African-Americans are not demanding that the US change its flag or its national anthem, or that a ‘black caucus’ have a veto power over all acts of Congress. They are not demanding a change in our national identity.

There have been riots by African-Americans in our cities — after the murder of Martin Luther King Jr., after the Rodney King beating, etc. It’s clear where the frustration that led to these riots came from, even if there was a criminal element that may have exploited the chaos.

There have been Arab riots, too. There was a ‘riot’ in 1834 in Tzfat, in which an entire Jewish community was destroyed. Arabs have rioted periodically in response to incitement about the al-Aqsa Mosque. This happened in 1929, when hundreds of Jews were murdered, long before there was an Israel to ‘discriminate’ against them; it happened in 2000 after Yasser Arafat threw Israel’s offer of a sovereign state back in its face; and it happened a couple of weeks ago. The politically correct view is that this happens because Arabs are ‘frustrated’ about being ‘second class citizens’, but what they are actually frustrated about is not being in possession of all of Jerusalem (and Israel).

There is plenty of tension between Jews and Arabs in Israel, but it is only to a small extent a question of civil rights. A whole lot of it has to do with a trend for Arab citizens of Israel to more and more identify as ‘Palestinians’, not just alienated from but actively hostile to the Jewish state. Unsurprisingly, the solution does not lie in — why does this seem so familiar? — forcing Israel to accept Arab demands.

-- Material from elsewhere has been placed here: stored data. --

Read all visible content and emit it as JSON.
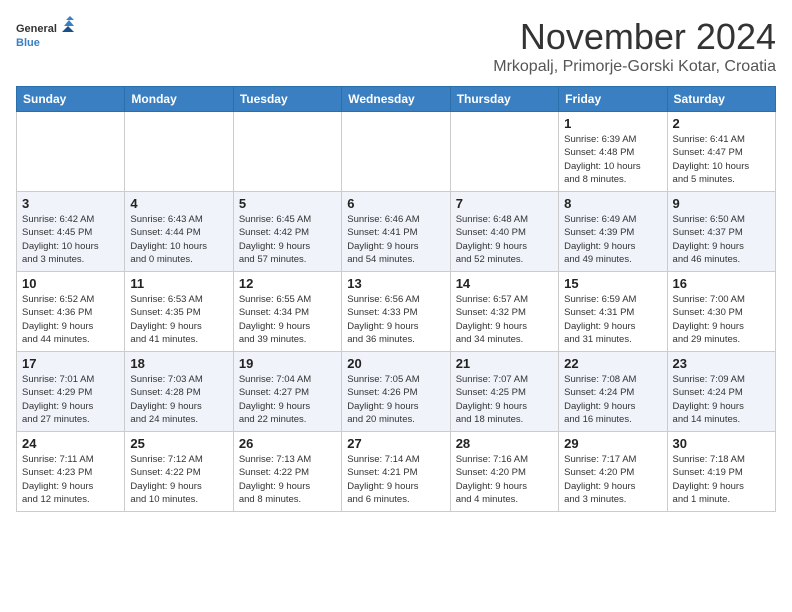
{
  "header": {
    "logo_general": "General",
    "logo_blue": "Blue",
    "month_title": "November 2024",
    "location": "Mrkopalj, Primorje-Gorski Kotar, Croatia"
  },
  "days_of_week": [
    "Sunday",
    "Monday",
    "Tuesday",
    "Wednesday",
    "Thursday",
    "Friday",
    "Saturday"
  ],
  "weeks": [
    [
      {
        "day": "",
        "info": ""
      },
      {
        "day": "",
        "info": ""
      },
      {
        "day": "",
        "info": ""
      },
      {
        "day": "",
        "info": ""
      },
      {
        "day": "",
        "info": ""
      },
      {
        "day": "1",
        "info": "Sunrise: 6:39 AM\nSunset: 4:48 PM\nDaylight: 10 hours\nand 8 minutes."
      },
      {
        "day": "2",
        "info": "Sunrise: 6:41 AM\nSunset: 4:47 PM\nDaylight: 10 hours\nand 5 minutes."
      }
    ],
    [
      {
        "day": "3",
        "info": "Sunrise: 6:42 AM\nSunset: 4:45 PM\nDaylight: 10 hours\nand 3 minutes."
      },
      {
        "day": "4",
        "info": "Sunrise: 6:43 AM\nSunset: 4:44 PM\nDaylight: 10 hours\nand 0 minutes."
      },
      {
        "day": "5",
        "info": "Sunrise: 6:45 AM\nSunset: 4:42 PM\nDaylight: 9 hours\nand 57 minutes."
      },
      {
        "day": "6",
        "info": "Sunrise: 6:46 AM\nSunset: 4:41 PM\nDaylight: 9 hours\nand 54 minutes."
      },
      {
        "day": "7",
        "info": "Sunrise: 6:48 AM\nSunset: 4:40 PM\nDaylight: 9 hours\nand 52 minutes."
      },
      {
        "day": "8",
        "info": "Sunrise: 6:49 AM\nSunset: 4:39 PM\nDaylight: 9 hours\nand 49 minutes."
      },
      {
        "day": "9",
        "info": "Sunrise: 6:50 AM\nSunset: 4:37 PM\nDaylight: 9 hours\nand 46 minutes."
      }
    ],
    [
      {
        "day": "10",
        "info": "Sunrise: 6:52 AM\nSunset: 4:36 PM\nDaylight: 9 hours\nand 44 minutes."
      },
      {
        "day": "11",
        "info": "Sunrise: 6:53 AM\nSunset: 4:35 PM\nDaylight: 9 hours\nand 41 minutes."
      },
      {
        "day": "12",
        "info": "Sunrise: 6:55 AM\nSunset: 4:34 PM\nDaylight: 9 hours\nand 39 minutes."
      },
      {
        "day": "13",
        "info": "Sunrise: 6:56 AM\nSunset: 4:33 PM\nDaylight: 9 hours\nand 36 minutes."
      },
      {
        "day": "14",
        "info": "Sunrise: 6:57 AM\nSunset: 4:32 PM\nDaylight: 9 hours\nand 34 minutes."
      },
      {
        "day": "15",
        "info": "Sunrise: 6:59 AM\nSunset: 4:31 PM\nDaylight: 9 hours\nand 31 minutes."
      },
      {
        "day": "16",
        "info": "Sunrise: 7:00 AM\nSunset: 4:30 PM\nDaylight: 9 hours\nand 29 minutes."
      }
    ],
    [
      {
        "day": "17",
        "info": "Sunrise: 7:01 AM\nSunset: 4:29 PM\nDaylight: 9 hours\nand 27 minutes."
      },
      {
        "day": "18",
        "info": "Sunrise: 7:03 AM\nSunset: 4:28 PM\nDaylight: 9 hours\nand 24 minutes."
      },
      {
        "day": "19",
        "info": "Sunrise: 7:04 AM\nSunset: 4:27 PM\nDaylight: 9 hours\nand 22 minutes."
      },
      {
        "day": "20",
        "info": "Sunrise: 7:05 AM\nSunset: 4:26 PM\nDaylight: 9 hours\nand 20 minutes."
      },
      {
        "day": "21",
        "info": "Sunrise: 7:07 AM\nSunset: 4:25 PM\nDaylight: 9 hours\nand 18 minutes."
      },
      {
        "day": "22",
        "info": "Sunrise: 7:08 AM\nSunset: 4:24 PM\nDaylight: 9 hours\nand 16 minutes."
      },
      {
        "day": "23",
        "info": "Sunrise: 7:09 AM\nSunset: 4:24 PM\nDaylight: 9 hours\nand 14 minutes."
      }
    ],
    [
      {
        "day": "24",
        "info": "Sunrise: 7:11 AM\nSunset: 4:23 PM\nDaylight: 9 hours\nand 12 minutes."
      },
      {
        "day": "25",
        "info": "Sunrise: 7:12 AM\nSunset: 4:22 PM\nDaylight: 9 hours\nand 10 minutes."
      },
      {
        "day": "26",
        "info": "Sunrise: 7:13 AM\nSunset: 4:22 PM\nDaylight: 9 hours\nand 8 minutes."
      },
      {
        "day": "27",
        "info": "Sunrise: 7:14 AM\nSunset: 4:21 PM\nDaylight: 9 hours\nand 6 minutes."
      },
      {
        "day": "28",
        "info": "Sunrise: 7:16 AM\nSunset: 4:20 PM\nDaylight: 9 hours\nand 4 minutes."
      },
      {
        "day": "29",
        "info": "Sunrise: 7:17 AM\nSunset: 4:20 PM\nDaylight: 9 hours\nand 3 minutes."
      },
      {
        "day": "30",
        "info": "Sunrise: 7:18 AM\nSunset: 4:19 PM\nDaylight: 9 hours\nand 1 minute."
      }
    ]
  ]
}
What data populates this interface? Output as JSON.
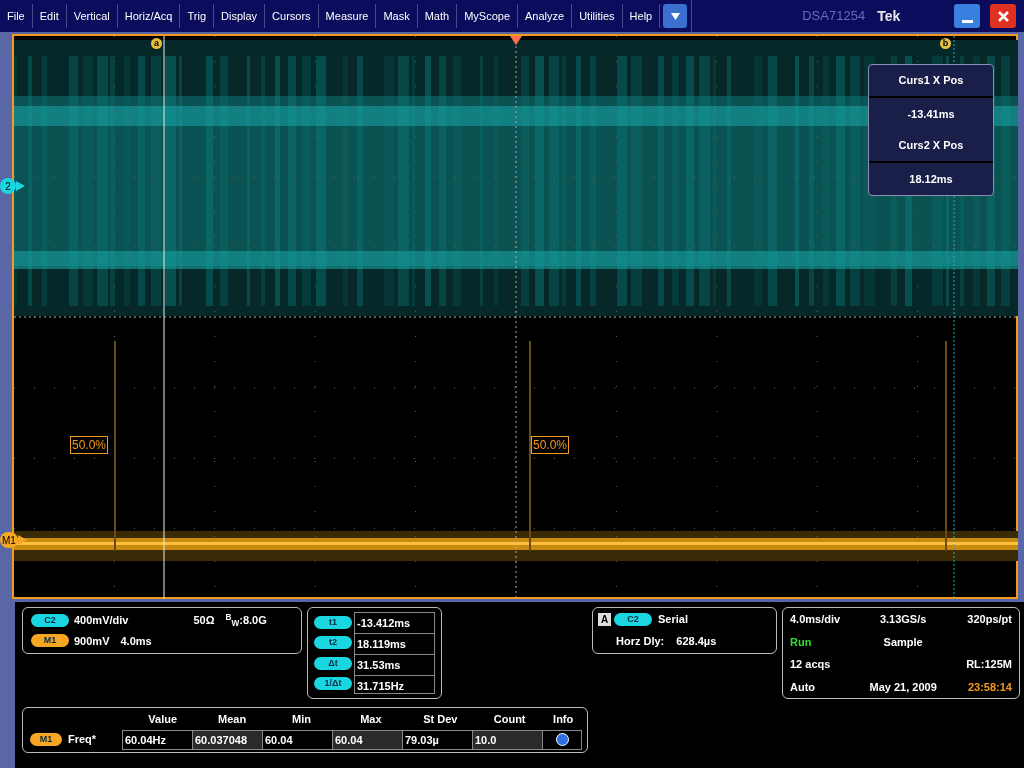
{
  "menu": {
    "items": [
      "File",
      "Edit",
      "Vertical",
      "Horiz/Acq",
      "Trig",
      "Display",
      "Cursors",
      "Measure",
      "Mask",
      "Math",
      "MyScope",
      "Analyze",
      "Utilities",
      "Help"
    ],
    "model": "DSA71254",
    "brand": "Tek"
  },
  "scope": {
    "cursor_labels": [
      "a",
      "b"
    ],
    "markers": [
      {
        "label": "2",
        "color": "#19d6e0"
      },
      {
        "label": "M1",
        "color": "#f5a623"
      }
    ],
    "ref_labels": [
      "50.0%",
      "50.0%"
    ],
    "readout": [
      {
        "label": "Curs1 X Pos",
        "value": "-13.41ms"
      },
      {
        "label": "Curs2 X Pos",
        "value": "18.12ms"
      }
    ]
  },
  "channel_panel": {
    "rows": [
      {
        "badge": "C2",
        "color": "#19d6e0",
        "texts": [
          "400mV/div",
          "50Ω"
        ],
        "bw": "$^{B}$$_{W}$:8.0G"
      },
      {
        "badge": "M1",
        "color": "#f5a623",
        "texts": [
          "900mV",
          "4.0ms"
        ]
      }
    ]
  },
  "cursor_panel": [
    {
      "badge": "t1",
      "value": "-13.412ms"
    },
    {
      "badge": "t2",
      "value": "18.119ms"
    },
    {
      "badge": "Δt",
      "value": "31.53ms"
    },
    {
      "badge": "1/Δt",
      "value": "31.715Hz"
    }
  ],
  "trigger_panel": {
    "mode": "A",
    "badge": "C2",
    "type": "Serial",
    "delay_label": "Horz Dly:",
    "delay": "628.4µs"
  },
  "acq_panel": {
    "rows": [
      {
        "left": "4.0ms/div",
        "center": "3.13GS/s",
        "right": "320ps/pt"
      },
      {
        "left": "Run",
        "center": "Sample"
      },
      {
        "left": "12 acqs",
        "right": "RL:125M"
      },
      {
        "left": "Auto",
        "center": "May 21, 2009",
        "right": "23:58:14"
      }
    ],
    "running": true
  },
  "measurements": {
    "columns": [
      "Value",
      "Mean",
      "Min",
      "Max",
      "St Dev",
      "Count",
      "Info"
    ],
    "rows": [
      {
        "badge": "M1",
        "name": "Freq*",
        "cells": [
          "60.04Hz",
          "60.037048",
          "60.04",
          "60.04",
          "79.03µ",
          "10.0"
        ]
      }
    ]
  }
}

It’s incredibly arrogant and insulting when Rabbi Kleinman (above) calls for Israel to “live up to its Jewish values and its democratic values for all citizens,” implying that Israel does not live up to said values.

But what word characterizes liberal American Jews better than ‘arrogant’? The J Street approach, that a bunch of ‘progressive’ American Jews can and should tell the democratically elected government of Israel how it ought to act — during a time that is probably no less perilous than any since 1948 –  is an example.

Another is the New Israel Fund, which collects money from well-meaning American Jews and uses it to support groups that are actually working to destroy the Jewish state, also in the name of ‘civil rights’.

Americans — including Jews — don’t understand Israel very well, and insist on applying American paradigms where they don’t fit. How can you discuss the relationship between Jewish and Arab citizens of Israel without considering the context of the Israeli-Arab conflict, or indeed, the 100-year Arab war against Israel?

Lest they make fools of themselves and hurt Israel at the same time, I suggest to the URJ that their people concentrate their efforts on helping poor people and solving social problems here in the USA. That’s enough to keep them busy for years.